Patients over the age of 55 and African-Caribbeans tend to be more renin resistant and, as such, calcium-channel blockers or thiazide diuretics should be used first line in this group of patients.1

Younger Caucasian patients should be offered ACE inhibitors, assuming they do not have significant aortic stenosis or renal artery stenosis. Renal function and electrolytes should be monitored when initiating or increasing the dosage of ACE inhibitors or angiotensin receptor blockers (ARBs).

Beta-blockers are fourth line in the treatment of hypertension according to the NICE guidelines.1 They still have their place, particularly when treating co-existing conditions such as post-MI and palpitations.

Other drugs that may be used include alpha-blockers, which may be particularly helpful in men with prostatism, and the aldosterone antagonist, spironolactone, which also reduces mortality in cardiac failure.5 Care should be taken to monitor potassium in those taking spironolactone, particularly in patients also taking ACE inhibitors or ARBs.

Follow up
Patients should be followed up frequently at the outset of diagnosis to motivate lifestyle changes, monitor BP and assess drug side-effects. Once their BP is well controlled, they may be followed up six-monthly.

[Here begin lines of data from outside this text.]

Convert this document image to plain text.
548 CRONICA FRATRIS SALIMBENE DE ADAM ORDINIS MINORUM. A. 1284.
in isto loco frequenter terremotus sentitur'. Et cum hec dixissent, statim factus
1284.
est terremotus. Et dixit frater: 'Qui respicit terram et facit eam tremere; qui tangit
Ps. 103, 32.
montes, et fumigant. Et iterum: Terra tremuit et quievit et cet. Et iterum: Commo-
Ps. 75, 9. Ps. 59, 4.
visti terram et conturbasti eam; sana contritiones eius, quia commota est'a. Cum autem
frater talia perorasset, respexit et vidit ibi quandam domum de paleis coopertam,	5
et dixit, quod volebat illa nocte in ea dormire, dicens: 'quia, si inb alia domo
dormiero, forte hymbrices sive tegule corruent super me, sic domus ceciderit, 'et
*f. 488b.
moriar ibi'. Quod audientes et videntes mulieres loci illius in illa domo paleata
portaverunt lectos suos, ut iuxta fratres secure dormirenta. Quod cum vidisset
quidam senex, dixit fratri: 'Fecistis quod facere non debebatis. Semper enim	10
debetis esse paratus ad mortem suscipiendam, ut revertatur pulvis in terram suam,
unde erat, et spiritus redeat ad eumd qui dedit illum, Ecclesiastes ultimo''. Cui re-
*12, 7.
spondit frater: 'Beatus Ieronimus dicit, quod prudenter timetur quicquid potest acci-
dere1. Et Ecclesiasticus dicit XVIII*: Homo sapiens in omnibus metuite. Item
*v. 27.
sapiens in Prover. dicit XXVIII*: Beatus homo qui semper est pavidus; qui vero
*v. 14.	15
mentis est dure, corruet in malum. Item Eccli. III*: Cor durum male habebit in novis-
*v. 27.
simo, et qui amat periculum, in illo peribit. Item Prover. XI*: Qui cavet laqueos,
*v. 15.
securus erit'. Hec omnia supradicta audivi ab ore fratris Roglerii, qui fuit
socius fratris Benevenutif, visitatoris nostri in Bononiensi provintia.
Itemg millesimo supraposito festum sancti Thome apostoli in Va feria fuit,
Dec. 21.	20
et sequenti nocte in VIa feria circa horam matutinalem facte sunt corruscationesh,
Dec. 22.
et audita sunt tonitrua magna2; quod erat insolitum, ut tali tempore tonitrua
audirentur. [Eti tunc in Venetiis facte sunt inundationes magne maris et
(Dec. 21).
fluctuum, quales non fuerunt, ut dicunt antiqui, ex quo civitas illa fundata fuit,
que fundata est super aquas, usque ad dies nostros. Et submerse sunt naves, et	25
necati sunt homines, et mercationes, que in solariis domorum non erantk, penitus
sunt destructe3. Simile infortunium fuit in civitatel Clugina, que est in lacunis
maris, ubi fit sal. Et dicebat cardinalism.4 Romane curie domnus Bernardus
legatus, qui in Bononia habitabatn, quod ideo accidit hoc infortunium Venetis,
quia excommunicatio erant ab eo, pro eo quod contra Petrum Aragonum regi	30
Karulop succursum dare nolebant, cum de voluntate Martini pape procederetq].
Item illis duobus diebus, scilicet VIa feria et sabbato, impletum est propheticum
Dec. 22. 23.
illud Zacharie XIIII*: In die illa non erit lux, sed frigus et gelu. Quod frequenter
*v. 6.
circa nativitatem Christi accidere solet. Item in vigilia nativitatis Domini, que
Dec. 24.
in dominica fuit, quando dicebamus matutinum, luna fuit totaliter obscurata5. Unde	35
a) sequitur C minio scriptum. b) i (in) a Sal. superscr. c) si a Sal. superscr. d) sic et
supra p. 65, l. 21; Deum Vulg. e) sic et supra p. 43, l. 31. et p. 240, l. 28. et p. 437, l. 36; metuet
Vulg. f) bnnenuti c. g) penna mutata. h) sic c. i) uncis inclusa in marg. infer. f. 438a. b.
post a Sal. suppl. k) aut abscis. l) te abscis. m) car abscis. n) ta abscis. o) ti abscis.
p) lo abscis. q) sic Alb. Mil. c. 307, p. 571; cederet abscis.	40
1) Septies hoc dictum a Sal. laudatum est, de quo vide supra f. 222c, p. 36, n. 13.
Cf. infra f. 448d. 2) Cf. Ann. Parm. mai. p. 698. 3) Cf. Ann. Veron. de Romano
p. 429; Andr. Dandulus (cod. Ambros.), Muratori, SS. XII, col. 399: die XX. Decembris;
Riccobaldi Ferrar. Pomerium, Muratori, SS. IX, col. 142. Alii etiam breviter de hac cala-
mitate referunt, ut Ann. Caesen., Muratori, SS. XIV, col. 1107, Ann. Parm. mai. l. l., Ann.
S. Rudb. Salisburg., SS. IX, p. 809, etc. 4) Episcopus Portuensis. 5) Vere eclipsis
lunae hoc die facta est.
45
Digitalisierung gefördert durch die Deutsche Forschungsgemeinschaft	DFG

Patients with complex medical histories may be reviewed more frequently.

  • Dr Thakkar is a GP in Wooburn Green, Buckinghamshire


1. NICE clinical guideline 34: Hypertension: management of hypertension in adults in primary care.

2. Framingham Heart Study.

3. Stamler J. The INTERSALT Study: background, methods, findings, and implications. Am J Clin Nutr 1997; 65(2): 626S-42S.

4. Pewsner D, Juni P, Egger M et al. Accuracy of electrocardio-graphy in diagnosis of left ventricular hypertrophy in arterial hypertension. BMJ 2007; 335: 711.

5. Pitt B, Zannad F, Remme W J et al. The effect of spironolactone on morbidity and mortality in patients with severe heart failure. N Engl J Med 1999; 341(10): 709-17.